Eighth-graders must have parental permission to attend the new classes, and parents of older students can request their children not take part. The classes will be part of the final nine weeks’ curriculum this year.
In mid-March, the school district gave parents an opportunity to look at the materials that will be used to teach human sexuality in grades eight through 12.
Poniatowski said the biggest concern he’s heard from parents is that condoms might be brought into the classrooms. They will not, nor will students learn how to put on a condom.

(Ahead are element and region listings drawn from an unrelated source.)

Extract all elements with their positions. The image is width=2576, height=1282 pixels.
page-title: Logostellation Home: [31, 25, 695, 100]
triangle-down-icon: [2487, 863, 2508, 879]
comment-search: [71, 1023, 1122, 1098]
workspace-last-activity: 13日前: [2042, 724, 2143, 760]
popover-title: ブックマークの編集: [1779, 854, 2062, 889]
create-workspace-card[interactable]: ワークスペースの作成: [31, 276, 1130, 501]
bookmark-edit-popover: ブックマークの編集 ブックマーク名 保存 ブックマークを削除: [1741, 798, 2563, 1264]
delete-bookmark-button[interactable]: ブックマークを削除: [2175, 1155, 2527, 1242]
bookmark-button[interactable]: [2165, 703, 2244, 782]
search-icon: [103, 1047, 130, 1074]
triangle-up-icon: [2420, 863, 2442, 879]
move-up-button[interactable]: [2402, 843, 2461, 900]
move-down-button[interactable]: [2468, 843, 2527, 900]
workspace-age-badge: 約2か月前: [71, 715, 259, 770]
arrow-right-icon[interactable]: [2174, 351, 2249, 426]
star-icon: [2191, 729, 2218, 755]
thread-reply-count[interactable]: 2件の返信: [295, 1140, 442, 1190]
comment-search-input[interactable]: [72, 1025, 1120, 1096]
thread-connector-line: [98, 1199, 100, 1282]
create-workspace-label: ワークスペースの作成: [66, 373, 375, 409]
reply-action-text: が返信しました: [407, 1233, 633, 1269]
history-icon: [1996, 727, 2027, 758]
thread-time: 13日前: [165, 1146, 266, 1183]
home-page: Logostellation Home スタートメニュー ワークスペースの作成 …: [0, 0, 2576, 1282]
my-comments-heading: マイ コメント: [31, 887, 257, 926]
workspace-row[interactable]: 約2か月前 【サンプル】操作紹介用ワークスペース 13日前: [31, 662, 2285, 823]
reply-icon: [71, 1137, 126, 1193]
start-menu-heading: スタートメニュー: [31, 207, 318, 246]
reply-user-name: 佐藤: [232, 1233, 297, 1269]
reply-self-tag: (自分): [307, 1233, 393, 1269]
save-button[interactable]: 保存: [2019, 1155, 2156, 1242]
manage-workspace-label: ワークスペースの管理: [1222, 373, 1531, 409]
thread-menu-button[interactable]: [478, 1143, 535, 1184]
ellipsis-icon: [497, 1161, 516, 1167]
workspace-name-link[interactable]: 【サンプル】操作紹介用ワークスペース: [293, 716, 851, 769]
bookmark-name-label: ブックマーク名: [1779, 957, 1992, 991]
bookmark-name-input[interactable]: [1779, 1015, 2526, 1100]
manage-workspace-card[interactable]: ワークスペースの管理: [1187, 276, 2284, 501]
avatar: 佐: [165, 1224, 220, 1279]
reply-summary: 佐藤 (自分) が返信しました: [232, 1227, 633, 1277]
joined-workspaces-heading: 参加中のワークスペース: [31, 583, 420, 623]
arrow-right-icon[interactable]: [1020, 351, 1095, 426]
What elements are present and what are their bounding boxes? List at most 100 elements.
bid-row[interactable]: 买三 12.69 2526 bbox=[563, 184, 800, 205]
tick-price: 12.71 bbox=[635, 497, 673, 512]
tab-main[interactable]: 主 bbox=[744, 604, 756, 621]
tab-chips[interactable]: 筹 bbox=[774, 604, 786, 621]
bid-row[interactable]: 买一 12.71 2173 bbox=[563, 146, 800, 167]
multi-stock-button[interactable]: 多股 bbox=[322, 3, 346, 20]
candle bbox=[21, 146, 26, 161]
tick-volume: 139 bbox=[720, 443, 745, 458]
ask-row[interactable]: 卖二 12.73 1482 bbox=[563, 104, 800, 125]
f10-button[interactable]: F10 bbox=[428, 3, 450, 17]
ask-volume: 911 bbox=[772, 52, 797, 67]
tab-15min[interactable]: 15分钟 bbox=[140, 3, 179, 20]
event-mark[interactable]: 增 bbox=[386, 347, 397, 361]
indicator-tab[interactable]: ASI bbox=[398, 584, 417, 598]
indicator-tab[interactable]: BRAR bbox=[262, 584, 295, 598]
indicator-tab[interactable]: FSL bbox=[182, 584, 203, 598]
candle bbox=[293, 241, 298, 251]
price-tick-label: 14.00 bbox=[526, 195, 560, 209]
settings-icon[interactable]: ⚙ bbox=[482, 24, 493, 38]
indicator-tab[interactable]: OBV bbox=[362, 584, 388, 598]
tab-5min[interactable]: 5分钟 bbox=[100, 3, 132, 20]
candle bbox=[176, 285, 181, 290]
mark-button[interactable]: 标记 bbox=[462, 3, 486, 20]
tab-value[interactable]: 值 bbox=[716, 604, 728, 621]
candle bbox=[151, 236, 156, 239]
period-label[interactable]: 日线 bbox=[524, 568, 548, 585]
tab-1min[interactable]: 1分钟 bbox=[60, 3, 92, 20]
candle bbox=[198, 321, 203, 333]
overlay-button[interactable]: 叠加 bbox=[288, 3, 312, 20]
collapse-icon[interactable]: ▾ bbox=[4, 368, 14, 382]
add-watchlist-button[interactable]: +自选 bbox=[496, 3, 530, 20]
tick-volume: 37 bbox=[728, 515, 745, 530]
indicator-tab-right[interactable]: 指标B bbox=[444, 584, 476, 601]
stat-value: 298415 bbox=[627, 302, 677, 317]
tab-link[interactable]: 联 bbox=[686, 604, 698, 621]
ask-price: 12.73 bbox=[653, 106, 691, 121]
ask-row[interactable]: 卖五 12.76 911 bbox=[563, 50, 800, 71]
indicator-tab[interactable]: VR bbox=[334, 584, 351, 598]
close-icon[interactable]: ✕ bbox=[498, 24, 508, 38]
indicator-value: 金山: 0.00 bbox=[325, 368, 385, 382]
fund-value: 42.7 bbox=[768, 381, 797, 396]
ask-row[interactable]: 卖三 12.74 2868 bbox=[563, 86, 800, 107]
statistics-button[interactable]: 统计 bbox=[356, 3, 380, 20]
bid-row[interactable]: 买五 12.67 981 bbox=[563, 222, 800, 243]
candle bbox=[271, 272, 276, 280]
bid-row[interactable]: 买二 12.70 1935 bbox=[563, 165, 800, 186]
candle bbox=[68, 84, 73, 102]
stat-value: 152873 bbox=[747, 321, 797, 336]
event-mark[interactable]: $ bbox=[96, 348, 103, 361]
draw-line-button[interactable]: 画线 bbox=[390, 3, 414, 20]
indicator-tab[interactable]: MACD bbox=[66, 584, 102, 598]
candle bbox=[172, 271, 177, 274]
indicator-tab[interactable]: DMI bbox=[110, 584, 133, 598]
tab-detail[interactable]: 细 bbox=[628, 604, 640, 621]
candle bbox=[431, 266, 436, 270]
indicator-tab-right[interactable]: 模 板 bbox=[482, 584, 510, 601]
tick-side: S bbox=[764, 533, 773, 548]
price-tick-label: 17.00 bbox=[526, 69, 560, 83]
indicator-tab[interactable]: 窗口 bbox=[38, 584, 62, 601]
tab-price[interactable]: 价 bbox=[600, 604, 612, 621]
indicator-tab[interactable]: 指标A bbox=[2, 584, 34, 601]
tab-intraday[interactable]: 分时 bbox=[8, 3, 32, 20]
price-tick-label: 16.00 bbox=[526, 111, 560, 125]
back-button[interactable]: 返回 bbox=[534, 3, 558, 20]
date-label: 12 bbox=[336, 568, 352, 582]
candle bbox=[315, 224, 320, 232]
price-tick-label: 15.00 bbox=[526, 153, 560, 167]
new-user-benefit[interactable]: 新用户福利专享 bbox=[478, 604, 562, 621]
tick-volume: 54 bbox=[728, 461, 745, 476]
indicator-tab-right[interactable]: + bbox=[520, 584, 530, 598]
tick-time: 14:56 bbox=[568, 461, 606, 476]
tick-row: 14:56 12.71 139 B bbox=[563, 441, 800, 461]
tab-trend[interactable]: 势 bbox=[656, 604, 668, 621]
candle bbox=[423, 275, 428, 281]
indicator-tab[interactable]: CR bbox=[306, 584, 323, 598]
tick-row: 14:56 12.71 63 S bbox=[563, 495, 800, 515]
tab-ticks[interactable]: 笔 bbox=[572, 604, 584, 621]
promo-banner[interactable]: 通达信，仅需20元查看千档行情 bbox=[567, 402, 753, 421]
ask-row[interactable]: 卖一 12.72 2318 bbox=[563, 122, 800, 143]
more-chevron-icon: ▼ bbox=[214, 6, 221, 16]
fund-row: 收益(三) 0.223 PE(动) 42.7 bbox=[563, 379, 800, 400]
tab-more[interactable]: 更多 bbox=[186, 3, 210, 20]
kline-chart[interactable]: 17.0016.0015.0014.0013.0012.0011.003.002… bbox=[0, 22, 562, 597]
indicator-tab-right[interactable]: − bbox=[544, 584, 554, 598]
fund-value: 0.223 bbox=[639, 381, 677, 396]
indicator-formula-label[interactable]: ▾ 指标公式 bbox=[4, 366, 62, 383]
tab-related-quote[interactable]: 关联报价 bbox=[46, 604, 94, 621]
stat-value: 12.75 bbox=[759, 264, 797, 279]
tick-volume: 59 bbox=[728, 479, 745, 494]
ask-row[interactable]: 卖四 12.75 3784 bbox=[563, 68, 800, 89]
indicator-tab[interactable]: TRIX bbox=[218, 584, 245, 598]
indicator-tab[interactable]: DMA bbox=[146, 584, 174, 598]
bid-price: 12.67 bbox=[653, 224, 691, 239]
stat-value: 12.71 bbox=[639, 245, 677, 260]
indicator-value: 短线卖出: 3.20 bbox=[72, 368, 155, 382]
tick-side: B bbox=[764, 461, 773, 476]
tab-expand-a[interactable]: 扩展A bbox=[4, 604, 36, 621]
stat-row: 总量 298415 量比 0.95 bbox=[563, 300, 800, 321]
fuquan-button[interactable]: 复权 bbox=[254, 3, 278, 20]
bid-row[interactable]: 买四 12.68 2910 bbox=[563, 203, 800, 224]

Life skills will be taught, including goal-setting, decision-making and how to say no. Poniatowski said these skills are just as important as teaching about contraceptives.
Parents can visit their child’s school to preview the course materials.
Students who ask where to get contraceptives are directed to first go to their parents, pastor or another adult the student trusts. If that’s not possible, students are directed to the Health Department.
Poniatowski said the worst thing students can do is go to other students for information. What they often get, he said, is misinformation.
The school system is also working with the Volusia County Health Department to develop programs to teach parents how to talk with their children about sex, abstinence and contraception. Parents will be able to take evening classes at the schools.
“The whole theme of this is education, to prevent pregnancies and STDs,” Poniatowski said.
To view curriculum guides for Volusia County Schools, go online to www.volusia.k12.fl.us/strategicplan/curriculum_g.htm.